L'Avent, ce temps fort que nous vivons, nous invite à nous arrêter en silence pour comprendre une Présence. L'Avent nous invite à nous arrêter en silence pour contempler une Présence.

La proclamation de Jean-Baptiste se passe au désert. L’événement historique que nous célébrons ce dimanche, l’annonce que les temps sont accomplis, ce tournant dans l’Histoire du Salut et de l’humanité, n’a pas lieu à Jérusalem. Mais au désert. Sur le lieu d‘origine du peuple de Dieu. Dans le silence de nos vies.

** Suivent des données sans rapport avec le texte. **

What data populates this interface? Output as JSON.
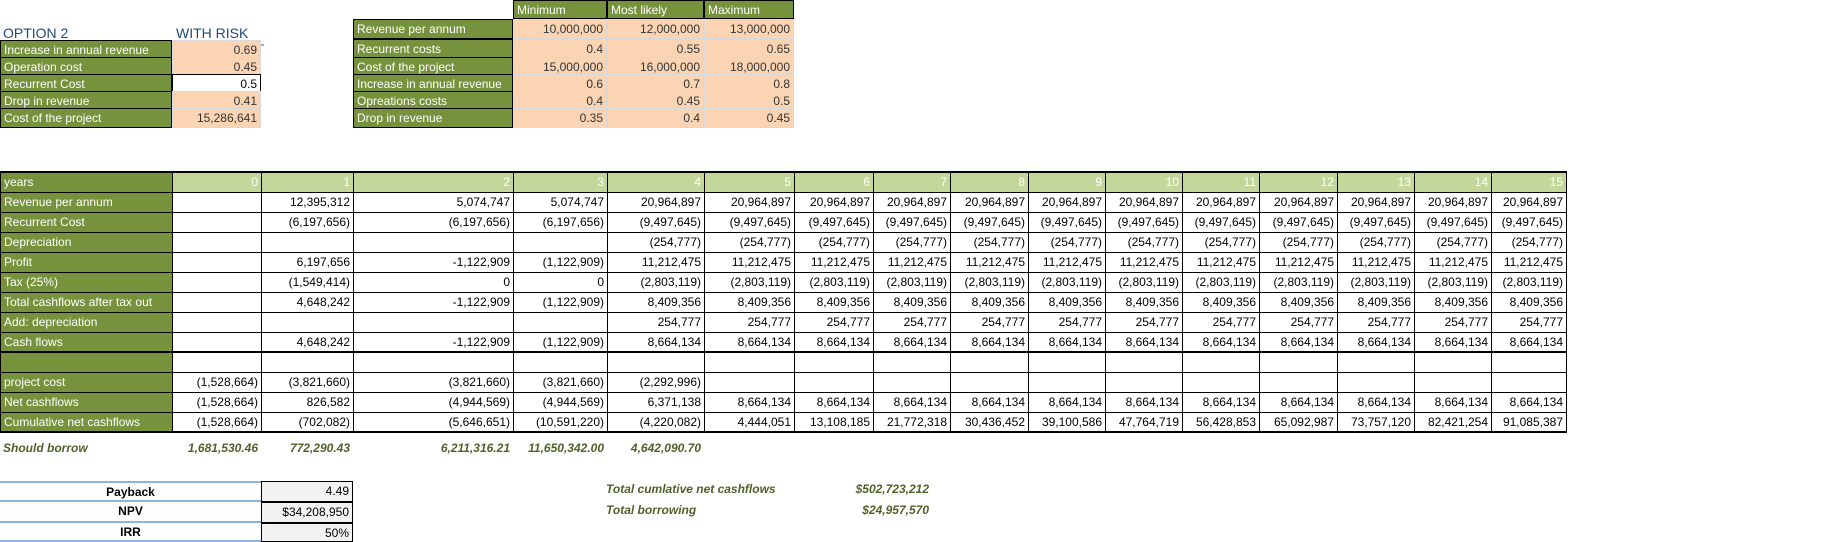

Après le temps de l’oraison vient le temps de la contemplatio-n, le 4ème temps de la Lectio, au cours duquel « nous demandons comme un don de Dieu son propre regard à lui sur la réalité, et nous nous demandons : quelle conversion de l’esprit, du cœur et de la vie, le Seigneur nous demande-t-il ? » (Ibid. : Message du Synode).

Si je suis vivant, je réponds. Et parce que le Seigneur m’aime, je réponds librement.